Il Napoli ha un gioco verticale, rapido, che può mettere in crisi chiunque. Anche il Real. Per scalare la montagna, dovrà dare il massimo. Il recupero di Milik si annuncia prezioso. Real-Napoli andò in onda ai tempi di Maradona. Stagione 1987-’88, primo round. Al Bernabeu, squalificato, si giocò a porte chiuse: 2-0. Al San Paolo, strapieno, l’avvoltoio (Butragueno) replicò a Francini: 1-1 e buona notte ai suonatori.

Questo per concludere, il mio borsino: Manchester City 60% Monaco 40%; Real Madrid 60% Napoli 40%; Benfica 45% Borussia Dortmund 55%; Bayern 51% Arsenal 49%; Porto 45% Juventus 55%; Bayer Leverkusen 45% Atletico Madrid 55%; Paris Saint-Germain 30% Barcellona 70%; Siviglia 55% Leicester 45%.

La «crisi» di Higuain

Roberto Beccantini11 December 2016

Belotti uno, Higuain due.
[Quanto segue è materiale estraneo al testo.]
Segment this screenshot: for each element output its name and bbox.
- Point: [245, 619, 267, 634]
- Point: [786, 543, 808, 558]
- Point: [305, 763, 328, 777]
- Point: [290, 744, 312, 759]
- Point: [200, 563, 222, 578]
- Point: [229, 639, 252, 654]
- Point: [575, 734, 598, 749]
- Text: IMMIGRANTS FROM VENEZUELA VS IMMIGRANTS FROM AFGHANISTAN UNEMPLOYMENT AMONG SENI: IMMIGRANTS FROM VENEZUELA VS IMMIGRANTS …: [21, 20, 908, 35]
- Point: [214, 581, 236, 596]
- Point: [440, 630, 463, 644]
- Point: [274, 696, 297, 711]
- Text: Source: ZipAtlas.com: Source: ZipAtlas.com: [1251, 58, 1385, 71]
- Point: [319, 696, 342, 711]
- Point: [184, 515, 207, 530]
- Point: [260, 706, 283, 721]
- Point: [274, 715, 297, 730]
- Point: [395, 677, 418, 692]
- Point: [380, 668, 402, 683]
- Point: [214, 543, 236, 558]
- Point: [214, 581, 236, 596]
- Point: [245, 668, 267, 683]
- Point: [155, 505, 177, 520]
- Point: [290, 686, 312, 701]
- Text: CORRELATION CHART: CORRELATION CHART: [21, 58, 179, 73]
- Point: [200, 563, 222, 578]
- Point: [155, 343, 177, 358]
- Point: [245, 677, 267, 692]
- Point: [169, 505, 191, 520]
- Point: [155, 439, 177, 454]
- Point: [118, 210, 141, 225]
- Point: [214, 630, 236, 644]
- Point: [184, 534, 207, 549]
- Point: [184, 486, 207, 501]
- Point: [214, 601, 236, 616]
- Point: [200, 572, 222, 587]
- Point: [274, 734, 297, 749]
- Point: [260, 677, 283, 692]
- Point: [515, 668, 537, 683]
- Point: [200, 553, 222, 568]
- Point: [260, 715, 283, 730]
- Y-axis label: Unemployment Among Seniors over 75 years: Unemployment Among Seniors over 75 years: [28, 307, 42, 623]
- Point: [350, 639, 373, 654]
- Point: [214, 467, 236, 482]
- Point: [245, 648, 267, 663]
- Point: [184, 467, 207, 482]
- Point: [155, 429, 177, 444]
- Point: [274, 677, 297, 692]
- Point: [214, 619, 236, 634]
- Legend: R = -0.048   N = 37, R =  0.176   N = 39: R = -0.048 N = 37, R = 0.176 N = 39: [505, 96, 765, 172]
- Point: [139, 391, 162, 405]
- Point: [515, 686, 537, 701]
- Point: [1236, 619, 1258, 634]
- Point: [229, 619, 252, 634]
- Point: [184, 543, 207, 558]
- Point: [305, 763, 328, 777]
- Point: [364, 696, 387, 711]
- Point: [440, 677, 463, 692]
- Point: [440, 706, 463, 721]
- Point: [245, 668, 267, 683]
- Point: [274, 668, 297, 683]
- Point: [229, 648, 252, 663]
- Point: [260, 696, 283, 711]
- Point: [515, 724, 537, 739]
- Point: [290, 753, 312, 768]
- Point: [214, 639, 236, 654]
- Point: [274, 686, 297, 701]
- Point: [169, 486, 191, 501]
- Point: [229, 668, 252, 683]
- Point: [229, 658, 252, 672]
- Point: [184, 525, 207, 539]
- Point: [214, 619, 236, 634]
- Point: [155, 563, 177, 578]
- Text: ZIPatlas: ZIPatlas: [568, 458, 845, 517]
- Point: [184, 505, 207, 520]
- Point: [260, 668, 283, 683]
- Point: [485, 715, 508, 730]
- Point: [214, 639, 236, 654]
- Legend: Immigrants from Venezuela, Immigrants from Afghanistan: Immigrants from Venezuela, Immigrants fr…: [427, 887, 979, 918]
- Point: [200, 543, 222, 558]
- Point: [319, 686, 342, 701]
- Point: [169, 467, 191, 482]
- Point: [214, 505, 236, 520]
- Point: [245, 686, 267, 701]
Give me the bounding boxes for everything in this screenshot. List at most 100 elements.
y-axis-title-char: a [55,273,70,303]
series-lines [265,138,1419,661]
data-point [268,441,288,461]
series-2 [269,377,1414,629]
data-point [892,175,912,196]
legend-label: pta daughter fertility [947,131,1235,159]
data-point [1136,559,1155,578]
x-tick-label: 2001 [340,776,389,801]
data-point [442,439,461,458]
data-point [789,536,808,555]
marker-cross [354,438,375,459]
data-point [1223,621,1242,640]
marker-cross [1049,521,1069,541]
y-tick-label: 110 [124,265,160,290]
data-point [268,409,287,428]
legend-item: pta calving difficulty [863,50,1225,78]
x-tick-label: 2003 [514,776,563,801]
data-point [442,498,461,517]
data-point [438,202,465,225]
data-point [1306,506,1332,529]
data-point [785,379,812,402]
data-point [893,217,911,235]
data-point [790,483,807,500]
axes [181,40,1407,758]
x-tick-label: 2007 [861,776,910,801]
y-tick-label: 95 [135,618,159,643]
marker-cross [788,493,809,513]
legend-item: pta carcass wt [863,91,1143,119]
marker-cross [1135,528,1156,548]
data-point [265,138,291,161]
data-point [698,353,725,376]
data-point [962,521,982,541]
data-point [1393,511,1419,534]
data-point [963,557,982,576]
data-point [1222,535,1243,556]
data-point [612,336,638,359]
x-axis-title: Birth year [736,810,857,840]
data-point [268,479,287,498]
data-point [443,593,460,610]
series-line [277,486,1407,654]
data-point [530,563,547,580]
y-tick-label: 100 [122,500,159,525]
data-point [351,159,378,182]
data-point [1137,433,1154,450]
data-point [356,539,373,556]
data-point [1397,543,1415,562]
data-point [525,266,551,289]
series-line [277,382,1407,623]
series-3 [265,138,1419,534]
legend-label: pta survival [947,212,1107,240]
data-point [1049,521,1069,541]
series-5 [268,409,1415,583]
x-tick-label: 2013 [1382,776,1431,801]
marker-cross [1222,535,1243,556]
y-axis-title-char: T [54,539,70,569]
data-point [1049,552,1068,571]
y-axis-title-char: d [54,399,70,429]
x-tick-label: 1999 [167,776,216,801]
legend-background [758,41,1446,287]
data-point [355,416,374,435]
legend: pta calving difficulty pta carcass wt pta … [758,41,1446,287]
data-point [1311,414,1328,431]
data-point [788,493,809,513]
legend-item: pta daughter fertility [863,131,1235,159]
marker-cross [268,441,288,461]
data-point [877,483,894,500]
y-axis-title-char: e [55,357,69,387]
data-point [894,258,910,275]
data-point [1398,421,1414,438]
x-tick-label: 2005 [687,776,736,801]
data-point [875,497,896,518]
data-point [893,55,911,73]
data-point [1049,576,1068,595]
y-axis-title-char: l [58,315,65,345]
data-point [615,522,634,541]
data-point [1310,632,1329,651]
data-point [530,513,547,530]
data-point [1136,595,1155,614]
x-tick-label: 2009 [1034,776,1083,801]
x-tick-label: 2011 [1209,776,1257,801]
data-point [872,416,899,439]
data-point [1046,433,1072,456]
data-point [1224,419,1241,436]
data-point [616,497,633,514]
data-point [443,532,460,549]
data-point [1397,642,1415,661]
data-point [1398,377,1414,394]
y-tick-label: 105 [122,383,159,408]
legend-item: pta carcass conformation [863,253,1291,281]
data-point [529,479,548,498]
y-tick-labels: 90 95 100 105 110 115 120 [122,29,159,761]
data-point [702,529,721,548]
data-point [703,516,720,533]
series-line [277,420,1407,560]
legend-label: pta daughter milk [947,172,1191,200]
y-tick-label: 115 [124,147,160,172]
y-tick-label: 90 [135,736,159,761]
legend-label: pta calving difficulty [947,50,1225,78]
Il derby è tutto qui, nella cesura del tabellino prima ancora che nell’equilibrio dell’ordalia (nel primo tempo, meglio la Juventus; nel secondo, il Toro), anche se il 3-1 propiziato da Dybala e firmato da Pjanic appartiene alla panchina di Allegri: e, dunque, al tesoro della società.

Un attimo prima del raddoppio, ripeto: un attimo, Mihajlovic aveva puntato tutte le fiches alla roulette dei cambi: Boye e Martinez al fianco di Belotti e Ljajic. Quattro punte, alla Mourinho. Gli è andata male. E’ andata meglio ad Allegri, con Dybala al posto del solito, ciclopico, Mandzukic e Pjanic al posto di Cuadrado.

E’ stato un derby combattuto, con i duellanti vicini ogni volta che il Toro pressava, anche se poi, alla fine, sono proprio queste le partite che la Juventus preferisce: aspre, complicate. Belotti è già, nel suo genere, un piccolo Higuain. Penso al modo in cui recita il ruolo, in esclusiva funzione della squadra. Higuain, invece, è Higuain. Lo avevo lasciato schiacciato da Mandzukic, lo ritrovo padrone dell’area, tre occasioni due gol. Il detonatore della rimonta. A buon intenditor (intenditor?).

Con lui, Dybala. Era senza fantasia, la Juventus. L’ha portata. Vi raccomando l’azione del terzo gol. Il Toro le ha provate tutte, dalle incursioni di Zappacosta e Barreca alla libertà di Ljajic (suo l’ultimo brivido, al 73’, con un gran destro a giro). Ricordo un paio di parate di Hart; di Buffon, invece, solo qualche uscita (se mai, una «murata» di Mandzukic su sventola di Benassi).

Le tre sconfitte a referto, la capolista le aveva sempre incassate dopo la Champions. Il Toro veniva dopo la Dinamo, un impegno un po’ così. Su entrambi i fronti, è mancata la differenza dell’ultimo passaggio. E allora ci ha pensato Higuain. L’hombre del partido.